- Born: December 26, 1953 (age 72) Bethesda, Maryland, U.S.
- Occupations: Author; screenwriter;
- Children: 1
- Writing career
- Genres: Mystery fiction; fantasy;

= Clayton Emery =

American author (born 1953)

Clayton Emery (born December 26, 1953, in Bethesda, Maryland) is an American mystery and fantasy author and a screenwriter.

==Works==
Clayton Emery has worked as a blacksmith, dishwasher, schoolteacher in Australia, carpenter, zookeeper, farmhand, land surveyor, volunteer firefighter, award-winning and technical writer.

Clayton Emery wrote the Forgotten Realms novels Sword Play (May 1996), Dangerous Games (November 1996), Mortal Consequences (January 1998), and Star of Cursrah (February 1999), and the stories "Forged in Fire" for the anthology Realms of the Deep (March 2000) and "Night School" for the anthology The Halls of Stormweather (July 2000).

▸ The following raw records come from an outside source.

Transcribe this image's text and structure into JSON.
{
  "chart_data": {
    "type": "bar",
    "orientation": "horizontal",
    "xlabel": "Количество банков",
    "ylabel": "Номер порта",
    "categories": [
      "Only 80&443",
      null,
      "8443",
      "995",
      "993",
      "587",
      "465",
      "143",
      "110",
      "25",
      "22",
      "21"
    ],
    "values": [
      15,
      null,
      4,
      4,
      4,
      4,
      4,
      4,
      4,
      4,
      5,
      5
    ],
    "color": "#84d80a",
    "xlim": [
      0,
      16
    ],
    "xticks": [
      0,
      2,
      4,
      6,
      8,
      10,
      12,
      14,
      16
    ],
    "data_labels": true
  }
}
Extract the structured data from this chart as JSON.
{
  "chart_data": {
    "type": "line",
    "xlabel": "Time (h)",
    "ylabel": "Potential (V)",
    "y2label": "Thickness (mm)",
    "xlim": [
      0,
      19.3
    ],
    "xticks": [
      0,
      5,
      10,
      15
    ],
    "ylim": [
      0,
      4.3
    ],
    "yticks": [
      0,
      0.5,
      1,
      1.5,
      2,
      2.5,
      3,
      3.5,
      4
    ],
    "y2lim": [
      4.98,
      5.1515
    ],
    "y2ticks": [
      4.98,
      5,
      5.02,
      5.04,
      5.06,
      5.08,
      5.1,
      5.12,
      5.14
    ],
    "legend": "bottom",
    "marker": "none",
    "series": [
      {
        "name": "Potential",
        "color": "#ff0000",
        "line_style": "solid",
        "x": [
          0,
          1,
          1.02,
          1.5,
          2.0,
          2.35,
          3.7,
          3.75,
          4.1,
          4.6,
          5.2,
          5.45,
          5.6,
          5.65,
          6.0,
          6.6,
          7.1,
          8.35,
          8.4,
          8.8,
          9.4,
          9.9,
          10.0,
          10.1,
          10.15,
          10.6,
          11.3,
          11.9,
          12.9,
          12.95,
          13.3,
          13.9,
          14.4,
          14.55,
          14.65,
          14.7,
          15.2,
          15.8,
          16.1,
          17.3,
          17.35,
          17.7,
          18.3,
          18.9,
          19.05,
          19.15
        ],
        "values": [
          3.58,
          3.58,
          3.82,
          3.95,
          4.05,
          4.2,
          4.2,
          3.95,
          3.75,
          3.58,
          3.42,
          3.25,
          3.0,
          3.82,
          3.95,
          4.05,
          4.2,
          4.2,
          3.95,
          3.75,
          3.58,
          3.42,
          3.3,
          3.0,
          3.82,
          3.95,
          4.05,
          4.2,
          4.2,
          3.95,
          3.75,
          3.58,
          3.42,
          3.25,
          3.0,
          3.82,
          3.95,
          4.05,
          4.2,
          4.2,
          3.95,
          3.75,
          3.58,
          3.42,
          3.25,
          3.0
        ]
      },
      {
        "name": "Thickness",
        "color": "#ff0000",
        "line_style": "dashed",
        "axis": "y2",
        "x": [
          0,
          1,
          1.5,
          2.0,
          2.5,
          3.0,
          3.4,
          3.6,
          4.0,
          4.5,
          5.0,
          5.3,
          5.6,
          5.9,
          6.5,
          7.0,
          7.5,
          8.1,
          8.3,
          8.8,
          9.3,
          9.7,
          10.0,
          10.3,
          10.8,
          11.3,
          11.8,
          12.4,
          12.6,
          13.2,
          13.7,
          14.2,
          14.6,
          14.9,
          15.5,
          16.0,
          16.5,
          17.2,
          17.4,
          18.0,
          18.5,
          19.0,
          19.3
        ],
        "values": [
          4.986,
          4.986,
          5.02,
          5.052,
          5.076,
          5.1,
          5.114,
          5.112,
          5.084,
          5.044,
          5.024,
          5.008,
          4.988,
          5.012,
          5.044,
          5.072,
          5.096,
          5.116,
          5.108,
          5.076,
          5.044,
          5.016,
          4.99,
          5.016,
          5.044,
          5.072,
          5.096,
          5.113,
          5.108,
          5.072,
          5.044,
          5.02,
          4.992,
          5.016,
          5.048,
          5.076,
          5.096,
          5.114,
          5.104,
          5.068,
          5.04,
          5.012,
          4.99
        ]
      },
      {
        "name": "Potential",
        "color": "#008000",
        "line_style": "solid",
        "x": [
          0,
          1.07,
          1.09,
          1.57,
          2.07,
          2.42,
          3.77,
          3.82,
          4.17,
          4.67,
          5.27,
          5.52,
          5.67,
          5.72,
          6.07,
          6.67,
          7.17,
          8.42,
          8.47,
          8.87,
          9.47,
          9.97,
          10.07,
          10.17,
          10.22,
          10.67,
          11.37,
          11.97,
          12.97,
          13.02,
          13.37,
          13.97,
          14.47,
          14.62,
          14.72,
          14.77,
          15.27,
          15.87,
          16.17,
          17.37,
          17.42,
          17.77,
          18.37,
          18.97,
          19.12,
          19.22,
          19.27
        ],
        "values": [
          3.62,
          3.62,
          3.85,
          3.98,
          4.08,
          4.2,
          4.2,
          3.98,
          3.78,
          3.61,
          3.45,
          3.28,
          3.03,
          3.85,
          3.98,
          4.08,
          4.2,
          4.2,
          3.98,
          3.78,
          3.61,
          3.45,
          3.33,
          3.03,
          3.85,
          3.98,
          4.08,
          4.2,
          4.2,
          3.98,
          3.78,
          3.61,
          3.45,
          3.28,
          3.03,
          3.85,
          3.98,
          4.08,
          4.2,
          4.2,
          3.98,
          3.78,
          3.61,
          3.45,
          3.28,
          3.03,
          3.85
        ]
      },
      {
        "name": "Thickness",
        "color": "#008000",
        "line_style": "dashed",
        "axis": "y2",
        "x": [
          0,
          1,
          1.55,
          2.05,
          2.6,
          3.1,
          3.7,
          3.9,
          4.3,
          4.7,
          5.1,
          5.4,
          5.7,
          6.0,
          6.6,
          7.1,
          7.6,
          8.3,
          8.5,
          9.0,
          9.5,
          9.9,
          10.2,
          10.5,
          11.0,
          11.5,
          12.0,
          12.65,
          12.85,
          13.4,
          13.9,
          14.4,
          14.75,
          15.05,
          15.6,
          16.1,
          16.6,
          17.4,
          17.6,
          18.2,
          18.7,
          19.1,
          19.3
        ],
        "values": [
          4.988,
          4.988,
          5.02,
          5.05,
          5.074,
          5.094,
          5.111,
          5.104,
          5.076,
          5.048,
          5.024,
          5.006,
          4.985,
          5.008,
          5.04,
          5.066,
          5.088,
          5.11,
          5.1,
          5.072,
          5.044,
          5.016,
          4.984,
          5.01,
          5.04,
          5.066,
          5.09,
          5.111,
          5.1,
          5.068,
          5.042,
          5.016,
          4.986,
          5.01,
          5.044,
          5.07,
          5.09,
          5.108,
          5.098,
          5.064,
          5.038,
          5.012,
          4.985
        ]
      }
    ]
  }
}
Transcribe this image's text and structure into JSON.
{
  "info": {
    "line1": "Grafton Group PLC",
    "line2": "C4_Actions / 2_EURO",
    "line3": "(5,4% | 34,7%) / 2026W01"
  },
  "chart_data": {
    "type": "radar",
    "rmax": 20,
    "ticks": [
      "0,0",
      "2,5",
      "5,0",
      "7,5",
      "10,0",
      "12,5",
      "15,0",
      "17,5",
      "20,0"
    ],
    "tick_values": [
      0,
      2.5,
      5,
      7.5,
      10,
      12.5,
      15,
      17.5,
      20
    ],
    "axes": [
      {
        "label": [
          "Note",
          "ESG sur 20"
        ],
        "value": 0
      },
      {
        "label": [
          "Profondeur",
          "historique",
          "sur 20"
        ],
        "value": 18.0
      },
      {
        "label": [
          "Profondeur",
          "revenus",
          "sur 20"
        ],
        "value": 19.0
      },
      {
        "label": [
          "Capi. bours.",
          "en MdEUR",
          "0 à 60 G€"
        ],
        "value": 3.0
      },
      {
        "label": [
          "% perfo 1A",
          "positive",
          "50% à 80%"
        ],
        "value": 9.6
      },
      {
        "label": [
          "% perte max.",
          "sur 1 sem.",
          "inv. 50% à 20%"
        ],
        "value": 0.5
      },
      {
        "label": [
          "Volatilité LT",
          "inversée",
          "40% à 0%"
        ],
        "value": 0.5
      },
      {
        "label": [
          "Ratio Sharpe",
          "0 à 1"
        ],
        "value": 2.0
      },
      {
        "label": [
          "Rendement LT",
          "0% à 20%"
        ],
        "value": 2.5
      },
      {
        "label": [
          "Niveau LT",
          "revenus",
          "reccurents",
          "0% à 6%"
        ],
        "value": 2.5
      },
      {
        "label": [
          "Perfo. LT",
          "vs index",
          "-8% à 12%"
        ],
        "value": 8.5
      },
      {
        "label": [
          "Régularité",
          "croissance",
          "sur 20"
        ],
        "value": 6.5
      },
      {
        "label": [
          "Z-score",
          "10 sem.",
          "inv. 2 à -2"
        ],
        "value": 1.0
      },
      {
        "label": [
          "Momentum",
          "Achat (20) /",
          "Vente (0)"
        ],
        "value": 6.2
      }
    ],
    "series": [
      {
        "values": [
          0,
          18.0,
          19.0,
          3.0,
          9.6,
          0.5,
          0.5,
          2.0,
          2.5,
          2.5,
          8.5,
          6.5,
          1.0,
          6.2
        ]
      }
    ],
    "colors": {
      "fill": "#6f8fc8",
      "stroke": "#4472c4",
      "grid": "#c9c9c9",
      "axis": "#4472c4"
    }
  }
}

His novels based on Magic: The Gathering include Whispering Woods, Shattered Chains, and Final Sacrifice in 1995, Johan and Jedit in 2001, and Hazezon in 2002.

Emery wrote the "Robin and Marian" medieval stories and "Joseph Fisher" stories in Ellery Queen Mystery Magazine and Muzzleloader Magazine. He wrote the book Father-Daughter Disaster! in 1997 based on The Secret World of Alex Mack, and also The Tale of the Campfire Vampires for the Are You Afraid of the Dark? book series. His other work includes Tales of Robin Hood.

In the mid-1990s, Emery wrote two Shadow World books, The Burning Goddess and City of Assassins, under the pseudonym Ian Hammell.

Clayton Emery wrote the screenplay for the television pilot, "The Republic", directed by Ken Penders.

==Personal life==
Emery is married with a son. He lives in Portsmouth, New Hampshire.